Kesalahan mereka yang lain dalam menafsirkan suatu kejadian ataupun keadaan adalah bagaimana mereka mengesampingkan nalar dan materi dan malah mengagungkan hal yang halus. Menurut mereka, apa yang mereka sebut roh, ide, persepsi, bahkan Tuhan dan setan menjadi penggerak utama seluruh keadaan dan materi yang ada. Padahal, kita mengetahui bahwa Tuhan adalah pencipta dan pemelihara, Tuhan memberikan kebebasan bagi setiap ciptaannya untuk bergerak sesuai pilihannya. Konsekuensi dari pergerakan tersebut adalah hukum yang telah di tetapkan Tuhan secara adil.

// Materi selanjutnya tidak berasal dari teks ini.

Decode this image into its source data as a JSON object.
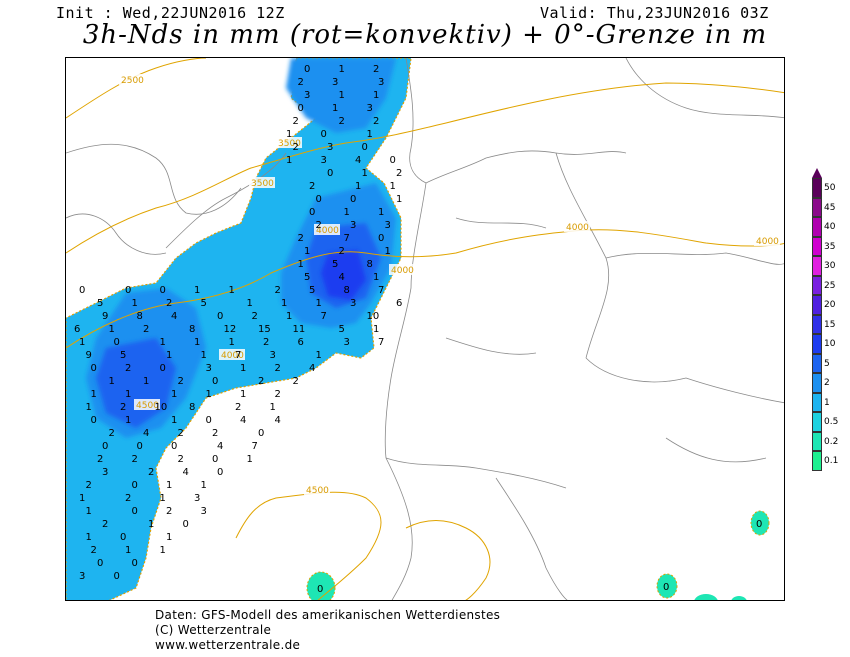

Mereka lagi-lagi termakan suatu ajaran dari pemuka agama yang telah dogmatis dengan agamanya. Bahkan mereka adalah orang-orang yang menjelaskan suatu keadaan secara vulgar, tanpa memperhatikan fenomena atau gejalanya terlebih dahulu. Benar kata Marx di dalam Thesisnya tentang Feuerbach bahwa para filsuf dari dulu hingga sekarang hanya menafsirkan seluruh keadaan dunia tanpa tahu bagaimana cara merubahnya. Tentu merupakan hal yang sangat fundamental ketika kita dihadapkan pertanyaan bagaimana kedepannya dari suatu pergerakan ?
Fenomena yang samar memperlihatkan bahwa merubah suatu arah pergerakan berarti merombak pergerakan yang lama dan menciptakan pergerakan yang baru. Hal tersebut sesuai dengan konsep dan metode Dialektika. Gejala adanya fenomena tersebut merupakan suatu bentuk analisis dari pergerakannya. Menganalisis perubahan arah pergerakan dalam konsep Materialisme berarti melakukan praxis untuk menciptakan pergerakan baru tersebut. Tentu bagi kaum Idealis, praktek yang dimaksud adalah suatu bentuk kepasrahan kepada Tuhan atau bahkan merubah keadaan dengan persepsi. Bagaimana mungkin ketika kita berpersepsi suatu benda seperti lemari, lalu kita merubah persepsi bahwa itu bukan lemari adalah suatu hal yang masuk akal ? Ketika kita mengutip Hegel, bahwa sejarah adalah suatu perjalanan roh-roh yang akan membentuk kembali suatu roh absolut melalui pertentangan-pertentangan yang ada, kita berasumsi bahwa untuk merubah keadaan maka harus memakai roh. Bagaimana mungkin pula ? jelas, gejala atas fenomena yang ada tersebut adalah menggerakkan material atau basis material yang ada dengan tahap pertama yaitu kesadaran dan tahap kedua yaitu aksi atas kesadaran yang sudah terbentuk. Gejala yang dimaksudkan adalah suatu bentuk praxis nyata untuk menciptakan pergerakan baru yang radikal sesuai konsep Dialektika Materialisme.
Konsep fenomena dan gejala menjadi suatu konsep dalam filsafat Materialisme yang menjelaskan hal-hal yang samar. Secara lantang, para filsuf Materialis menyatakan bahwa memang tidak ada yang namanya dunia ghaib. Semua hal bisa dijelaskan secara empiris dan ilmiah, bahkan menyangkut hal yang sebelumnya irrasional sekalipun seperti tentang kehadiran jin dan malaikat sebagai wujud materi halus yang bergerak cepat karena inti material dari jin dan malaikat itu sendiri adalah api dan cahaya. Bahkan konsep pergerakan dan pertentangan dalam sejarah adalah hasil dari gejala-gejala material untuk menciptakan suatu synthese baru yang lebih relevan lagi di masa depannya. Perlu di perhatikan, ketika memakai konsep fenomena dan gejala, maka kita harus memahami bahwa untuk menciptakan opini gejala soal fenomena yang ada harus memakai metode Dialektika.